Neophyte, It's a bit subtle. Above #1 is the word Fastest and below the 147th is the word Slowest. This chart includes most powders available in the US for pistol, shotgun and rifle. Oddly enough, shotgun and pistol use the same powders. Rifle powders are way slower than pistol or shotgun.
Fast burning powders generate higher chamber pressure than an equal amount of slow burning powder. Sometimes that is desirable. Example: a target load for a 38 Special using lead bullets requires considerable chamber pressure to get the bullet to obturate yet you want a slow velocity. A light charge of Bullseye (a very fast burner) will do a perfect job. In the case of a magnum cartridge, you want to generate high velocities without exceeding the max allowable chamber pressure.
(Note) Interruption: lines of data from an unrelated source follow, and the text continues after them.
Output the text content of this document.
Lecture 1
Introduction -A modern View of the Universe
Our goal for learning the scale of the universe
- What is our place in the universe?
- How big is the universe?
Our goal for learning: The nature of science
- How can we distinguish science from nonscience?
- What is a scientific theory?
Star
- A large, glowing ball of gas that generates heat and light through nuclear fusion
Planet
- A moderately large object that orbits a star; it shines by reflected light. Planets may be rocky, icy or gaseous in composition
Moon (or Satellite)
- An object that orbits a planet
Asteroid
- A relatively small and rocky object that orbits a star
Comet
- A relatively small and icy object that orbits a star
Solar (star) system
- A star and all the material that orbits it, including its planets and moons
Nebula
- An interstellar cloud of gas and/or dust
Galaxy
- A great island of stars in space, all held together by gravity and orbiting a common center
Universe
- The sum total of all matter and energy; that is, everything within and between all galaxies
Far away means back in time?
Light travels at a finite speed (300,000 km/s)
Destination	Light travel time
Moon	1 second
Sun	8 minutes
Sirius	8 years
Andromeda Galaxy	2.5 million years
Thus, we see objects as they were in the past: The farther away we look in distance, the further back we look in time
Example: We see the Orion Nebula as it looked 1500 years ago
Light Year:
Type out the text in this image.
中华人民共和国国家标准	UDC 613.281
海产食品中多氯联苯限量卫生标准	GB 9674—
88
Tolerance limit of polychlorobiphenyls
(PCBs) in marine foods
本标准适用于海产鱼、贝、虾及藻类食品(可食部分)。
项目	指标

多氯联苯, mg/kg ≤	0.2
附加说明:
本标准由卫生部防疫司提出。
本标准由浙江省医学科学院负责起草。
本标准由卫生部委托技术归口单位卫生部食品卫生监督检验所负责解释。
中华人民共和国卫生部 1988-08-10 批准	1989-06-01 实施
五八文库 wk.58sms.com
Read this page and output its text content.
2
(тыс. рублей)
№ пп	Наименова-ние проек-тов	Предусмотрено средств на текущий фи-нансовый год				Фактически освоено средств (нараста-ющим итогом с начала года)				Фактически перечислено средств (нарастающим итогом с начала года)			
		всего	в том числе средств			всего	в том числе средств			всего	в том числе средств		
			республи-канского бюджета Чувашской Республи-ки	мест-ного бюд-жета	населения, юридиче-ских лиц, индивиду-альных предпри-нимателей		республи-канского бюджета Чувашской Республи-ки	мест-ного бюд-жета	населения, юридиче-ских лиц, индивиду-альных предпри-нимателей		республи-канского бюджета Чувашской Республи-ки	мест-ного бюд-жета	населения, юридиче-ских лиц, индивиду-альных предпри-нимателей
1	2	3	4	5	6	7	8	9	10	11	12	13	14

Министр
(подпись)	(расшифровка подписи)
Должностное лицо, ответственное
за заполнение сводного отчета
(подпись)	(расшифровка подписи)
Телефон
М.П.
In this case, you want a large charge of very slow burning pistol powder such as H-110.
If you were to categorize, #1-20 would be considered fast burning for pistol or shotgun.
#21-50 would be considered medium burn rate for pistol or shotgun.
#51-70 are slow burning pistol or shotgun powders.
Things get goofy when you get into rifle powders. Technically the rifle powders (#63 - 147) are in order of how fast they burn when not contained. Bottle neck cases change all of that. In one cartridge a given powder might rate "medium" whereas that same powder in a different rifle case could burn fast. With pistol powders, the burn rate might change a position or two on the chart, depending on the case used but in rifle, a change of 20 positions is not unusual.
The very best guide for powder burn rate is your reloading manual. When you look at the different powders for the exact cartridge and bullet weight, find a common velocity. The powder that takes the most grains to generate the common velocity will be the slowest burner and the powder that takes the fewest grains is the fastest burner. Powder density is not related to burn rate. You can have a very bulky powder that totally fills a case yet is a very fast burner. A perfect example of this is Trail Boss (not in the chart but is nearly identical to #5, Solo 1000). Typically, slow burners are more bulky (take more space in the case) than fast burners but this is not always true.
The concept for precision reloading is to find a powder that is the right burn rate for your cartridge case, bullet weight, and desired velocity. The right one will burn very clean, produce the lowest velocity spreads, and will be within the SAAMI chamber pressure limits, all while producing the desired velocity.
Most reloaders don't have the luxury of buying dozens of different powders so they tend to stretch the burn rate a bit. I know quite a few handloaders that use exclusively Unique powder for all pistol reloading. It is seldom the best powder burn rate for the intended load but it always goes bang and pushes a projectile down range. If you are happy with that level of performance, then who can fault you.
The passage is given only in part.